Safeguard Your 401(k) in Down Times
Recently many Americans have found themselves cringing as they’ve watched the recession and market plunges wreak havoc with their retirement accounts. The damage may be unnerving, but the situation is not hopeless.
There are steps you can take to help stem the flow of any more money out of your retirement accounts.
- Stay the course. First and foremost, even if you’re close to retirement, don’t be tempted to stop contributing all together or to cash out your 401(k), 403(b) or 457 plan entirely. If you cash out and aren’t 59½, you’ll have to pay a 10 percent early-withdrawal penalty. Plus you’ll miss out on potential earnings generated via compounding as well as any employer matches your company offers.
- Understand the market’s history. In the past two decades, the markets have taken worse tumbles than what we’ve seen recently. Historically, after big drops in the market, stocks have rebounded and actually reached new highs. Remember past performance may not be indicative of future results.
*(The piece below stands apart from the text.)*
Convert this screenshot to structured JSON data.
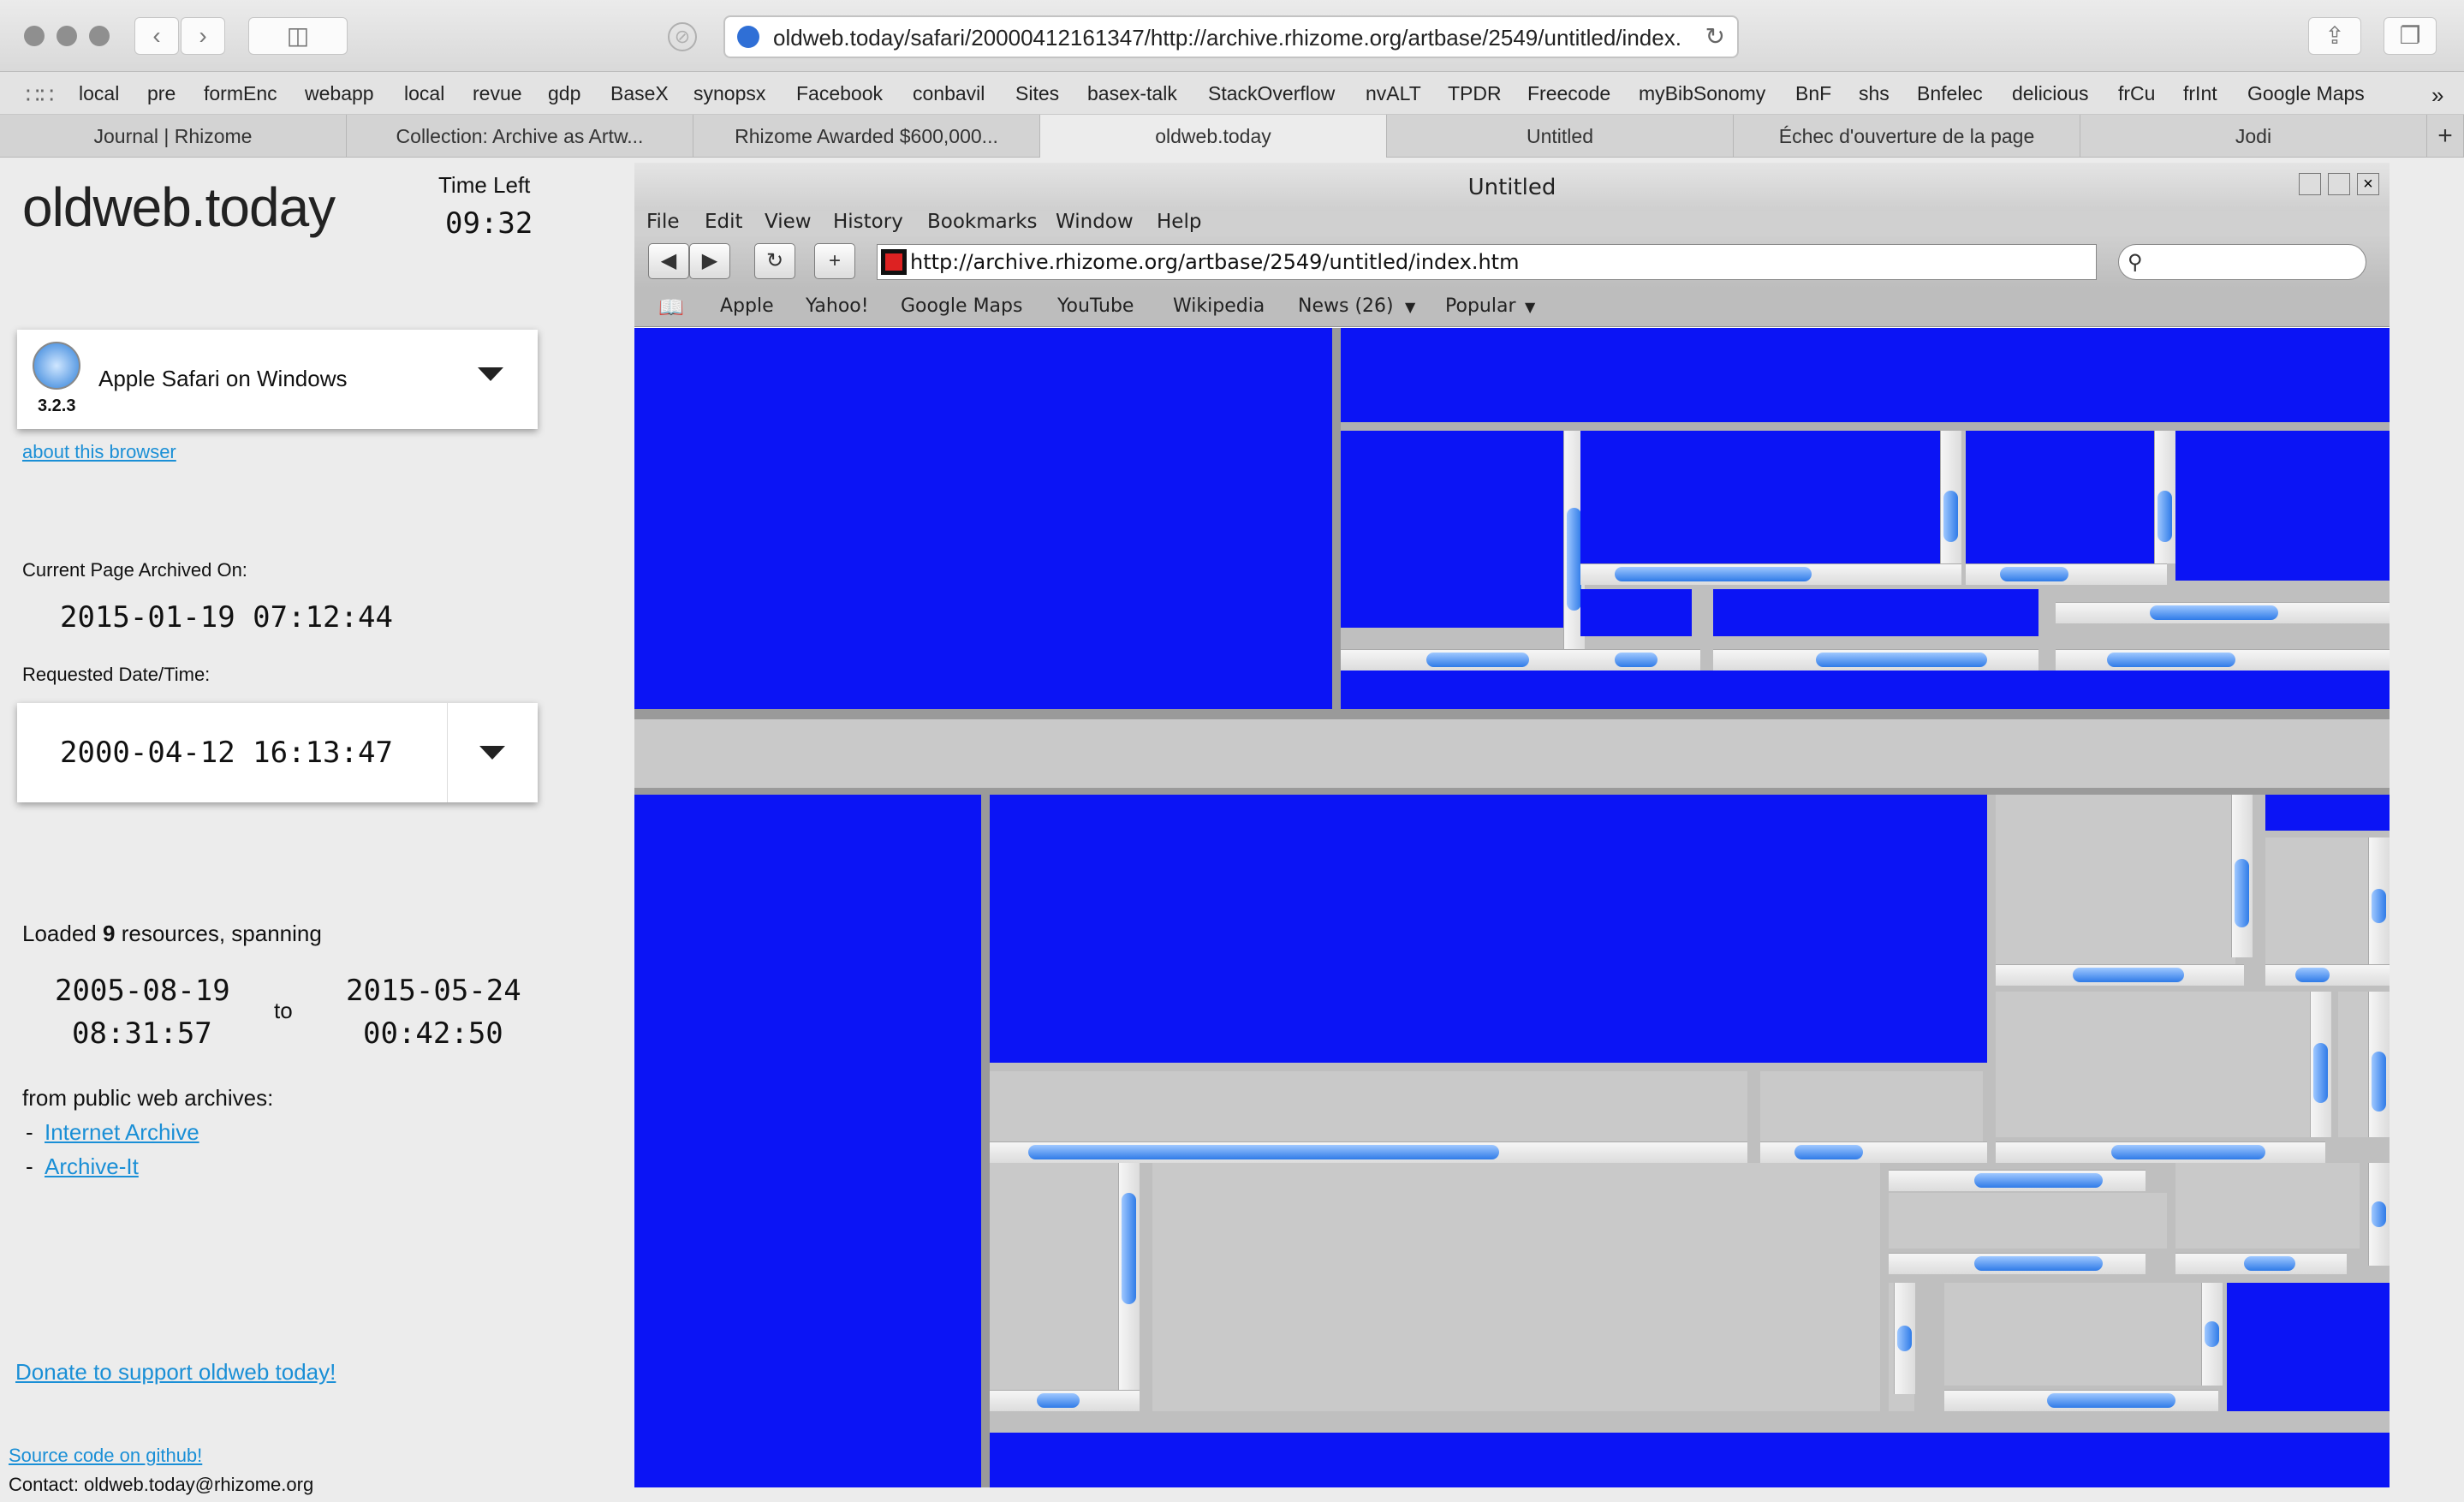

- Consider the opportunity. Market downtown may even benefit long-term investors because they can buy more mutual funds or stocks at lower prices and reap the financial rewards once the market recovers.
- Examine your investment plan. The best plan during a tough market environment is a solid, long-term investment strategy. Use the recent market volatility as a wake-up call to review your plan based on your personal situation and risk tolerance. Be sure your portfolio is well-diversified and that you are properly allocated. Your financial advisor can help you assess what is best for your particular needs.